MATHEMATICAL MODELING OF ICE FLOW IN QUEEN MAUD LAND, ANTARCTICA, AND ITS APPLICATION TO THE LATE QUATERNARY CLIMATIC PALEORECONSTRUCTION

One of the main sources of our knowledge about past air temperature variations is the isotopic composition of the ice cores obtained during deep drilling of the ice sheets. During 2001–2006 deep drilling was carried out at Kohnen station in Dronning Maud Land, Antarcticawithin the frameworks of the European Project for Ice Coring in Antarctica (EPICA). As a result, an ice core of 2774 mlength was obtained. Variations of air temperature are linearly dependent on isotopic composition of an ice core, but the reconstructed temperature series contains besides the climatic signal, a topographic bias.

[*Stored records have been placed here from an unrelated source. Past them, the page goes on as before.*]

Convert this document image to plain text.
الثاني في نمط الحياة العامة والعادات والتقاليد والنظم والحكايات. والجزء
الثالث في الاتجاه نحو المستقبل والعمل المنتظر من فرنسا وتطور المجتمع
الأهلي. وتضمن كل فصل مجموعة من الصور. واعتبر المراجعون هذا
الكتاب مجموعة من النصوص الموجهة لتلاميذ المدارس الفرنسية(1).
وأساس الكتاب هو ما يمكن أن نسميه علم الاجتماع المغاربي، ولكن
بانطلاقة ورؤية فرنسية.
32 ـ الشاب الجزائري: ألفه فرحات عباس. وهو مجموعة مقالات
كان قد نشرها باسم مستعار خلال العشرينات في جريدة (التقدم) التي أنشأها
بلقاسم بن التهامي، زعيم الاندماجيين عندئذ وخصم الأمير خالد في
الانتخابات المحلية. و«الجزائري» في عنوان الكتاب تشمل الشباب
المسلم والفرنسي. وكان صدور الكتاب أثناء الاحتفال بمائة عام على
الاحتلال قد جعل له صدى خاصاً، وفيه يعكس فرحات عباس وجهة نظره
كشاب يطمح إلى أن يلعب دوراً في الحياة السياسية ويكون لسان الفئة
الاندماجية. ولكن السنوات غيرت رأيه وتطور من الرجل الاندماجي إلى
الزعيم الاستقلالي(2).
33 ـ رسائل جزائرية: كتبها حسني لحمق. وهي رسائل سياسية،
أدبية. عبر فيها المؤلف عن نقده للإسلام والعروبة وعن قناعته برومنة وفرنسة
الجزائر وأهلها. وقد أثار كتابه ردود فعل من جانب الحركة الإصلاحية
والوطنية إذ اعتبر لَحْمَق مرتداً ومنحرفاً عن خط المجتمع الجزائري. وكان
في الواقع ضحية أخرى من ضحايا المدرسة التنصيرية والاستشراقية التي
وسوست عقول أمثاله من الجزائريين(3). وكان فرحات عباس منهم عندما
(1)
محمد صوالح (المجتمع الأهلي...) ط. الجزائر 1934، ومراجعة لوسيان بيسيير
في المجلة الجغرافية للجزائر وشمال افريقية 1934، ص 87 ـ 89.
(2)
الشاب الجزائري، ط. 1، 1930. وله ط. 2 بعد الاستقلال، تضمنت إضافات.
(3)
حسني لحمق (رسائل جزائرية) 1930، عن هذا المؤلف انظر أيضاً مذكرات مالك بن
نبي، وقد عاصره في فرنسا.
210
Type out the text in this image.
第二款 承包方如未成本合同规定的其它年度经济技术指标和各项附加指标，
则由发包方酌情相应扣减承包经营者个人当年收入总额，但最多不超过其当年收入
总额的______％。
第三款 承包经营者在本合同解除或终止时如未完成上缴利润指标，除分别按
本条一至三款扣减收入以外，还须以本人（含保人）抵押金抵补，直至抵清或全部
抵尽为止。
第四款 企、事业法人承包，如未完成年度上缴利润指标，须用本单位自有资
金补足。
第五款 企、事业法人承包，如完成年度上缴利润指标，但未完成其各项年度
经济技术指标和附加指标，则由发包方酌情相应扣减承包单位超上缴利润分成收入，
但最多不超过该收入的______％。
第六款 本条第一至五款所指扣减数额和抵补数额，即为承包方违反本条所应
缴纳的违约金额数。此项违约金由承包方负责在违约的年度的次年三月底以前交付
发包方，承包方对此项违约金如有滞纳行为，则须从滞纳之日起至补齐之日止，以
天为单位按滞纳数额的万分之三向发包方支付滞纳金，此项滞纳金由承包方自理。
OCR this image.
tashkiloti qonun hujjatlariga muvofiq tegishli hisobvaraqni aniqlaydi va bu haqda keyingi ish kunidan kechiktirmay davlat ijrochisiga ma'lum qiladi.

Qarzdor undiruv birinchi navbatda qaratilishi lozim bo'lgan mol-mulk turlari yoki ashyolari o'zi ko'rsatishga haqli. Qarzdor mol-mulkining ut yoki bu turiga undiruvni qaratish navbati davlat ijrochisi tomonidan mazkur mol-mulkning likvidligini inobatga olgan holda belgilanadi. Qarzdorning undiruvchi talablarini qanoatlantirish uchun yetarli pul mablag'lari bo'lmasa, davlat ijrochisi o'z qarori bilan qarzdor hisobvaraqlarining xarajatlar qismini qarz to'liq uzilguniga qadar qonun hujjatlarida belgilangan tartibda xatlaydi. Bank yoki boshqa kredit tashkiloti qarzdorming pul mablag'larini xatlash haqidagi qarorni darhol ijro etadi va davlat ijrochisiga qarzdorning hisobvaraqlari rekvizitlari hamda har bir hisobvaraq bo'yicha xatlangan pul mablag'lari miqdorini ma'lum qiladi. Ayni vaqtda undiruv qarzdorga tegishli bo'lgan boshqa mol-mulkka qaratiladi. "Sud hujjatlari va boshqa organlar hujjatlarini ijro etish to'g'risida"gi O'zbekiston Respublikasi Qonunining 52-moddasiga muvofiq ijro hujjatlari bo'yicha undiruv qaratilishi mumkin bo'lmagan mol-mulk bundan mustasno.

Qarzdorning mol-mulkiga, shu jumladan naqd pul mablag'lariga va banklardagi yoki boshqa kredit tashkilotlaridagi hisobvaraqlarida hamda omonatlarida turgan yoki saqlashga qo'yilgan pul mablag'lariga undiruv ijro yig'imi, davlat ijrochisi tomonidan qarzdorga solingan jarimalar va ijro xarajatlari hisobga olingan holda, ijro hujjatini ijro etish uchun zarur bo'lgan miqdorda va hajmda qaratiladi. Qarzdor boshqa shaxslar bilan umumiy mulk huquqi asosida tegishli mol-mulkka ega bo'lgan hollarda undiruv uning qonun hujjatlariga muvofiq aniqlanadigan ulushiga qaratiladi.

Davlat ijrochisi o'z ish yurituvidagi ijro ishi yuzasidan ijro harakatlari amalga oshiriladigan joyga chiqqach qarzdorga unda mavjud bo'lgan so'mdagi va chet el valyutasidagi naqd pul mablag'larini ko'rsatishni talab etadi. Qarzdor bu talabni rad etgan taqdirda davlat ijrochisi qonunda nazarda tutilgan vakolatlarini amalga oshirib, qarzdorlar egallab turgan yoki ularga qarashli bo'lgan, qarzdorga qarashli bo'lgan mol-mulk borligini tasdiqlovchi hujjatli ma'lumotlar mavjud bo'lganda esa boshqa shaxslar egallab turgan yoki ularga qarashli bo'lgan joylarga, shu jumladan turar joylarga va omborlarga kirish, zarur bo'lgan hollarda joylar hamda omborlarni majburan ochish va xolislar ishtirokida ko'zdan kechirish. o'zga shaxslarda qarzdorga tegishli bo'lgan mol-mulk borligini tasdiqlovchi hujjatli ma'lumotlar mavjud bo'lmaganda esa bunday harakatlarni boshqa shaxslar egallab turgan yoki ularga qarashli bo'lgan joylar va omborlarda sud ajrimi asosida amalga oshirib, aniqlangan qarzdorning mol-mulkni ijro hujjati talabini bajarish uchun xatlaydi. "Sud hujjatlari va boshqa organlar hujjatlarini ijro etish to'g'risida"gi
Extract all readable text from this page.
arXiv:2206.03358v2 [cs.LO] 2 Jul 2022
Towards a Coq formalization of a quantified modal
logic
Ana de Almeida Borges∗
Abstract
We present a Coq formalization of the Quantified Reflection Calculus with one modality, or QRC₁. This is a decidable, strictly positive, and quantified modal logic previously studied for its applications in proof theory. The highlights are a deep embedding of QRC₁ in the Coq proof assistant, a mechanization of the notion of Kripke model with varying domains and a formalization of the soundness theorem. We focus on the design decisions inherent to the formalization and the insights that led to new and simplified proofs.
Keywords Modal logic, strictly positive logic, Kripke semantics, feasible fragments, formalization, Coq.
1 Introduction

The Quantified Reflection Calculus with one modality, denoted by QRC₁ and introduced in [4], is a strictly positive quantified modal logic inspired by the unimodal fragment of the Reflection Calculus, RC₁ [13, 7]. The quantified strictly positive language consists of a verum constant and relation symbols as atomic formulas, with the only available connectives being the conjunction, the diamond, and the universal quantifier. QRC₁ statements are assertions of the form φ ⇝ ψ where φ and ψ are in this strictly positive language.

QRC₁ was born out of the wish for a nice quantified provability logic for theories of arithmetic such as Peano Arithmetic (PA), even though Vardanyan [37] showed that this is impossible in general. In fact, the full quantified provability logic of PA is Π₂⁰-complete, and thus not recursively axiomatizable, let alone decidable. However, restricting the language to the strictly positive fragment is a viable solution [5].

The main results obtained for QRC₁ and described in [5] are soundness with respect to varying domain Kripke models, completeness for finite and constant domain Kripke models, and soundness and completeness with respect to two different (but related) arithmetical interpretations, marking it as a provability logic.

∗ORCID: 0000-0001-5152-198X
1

Appearance of this bias is explained by the upstream advection from the elevated sites where the ice particles were originally deposited, and by the local vertical movements of the surface of the ice sheet through time. In order to calculate this non-climatic (topographic) bias in the isotopic and reconstructed air temperature record, we applied a methodology based on mathematical ice-flow modeling. In the lower part of the ice sheet ice chronology and non-climatic biases are strongly affected by unknown value of the geothermal heat flux (G). Melt water, which was found close to the bedrock suggests that that assumed G = 54.6 mWm-2 (the average value for Antarctica) was very likely underestimated in the surroundings of Kohnen. In order to estimate the range of possible values of ice age and of non-climatic bias in the lower part of the core we carried out a series of numerical experiment with G increased by 5–30%.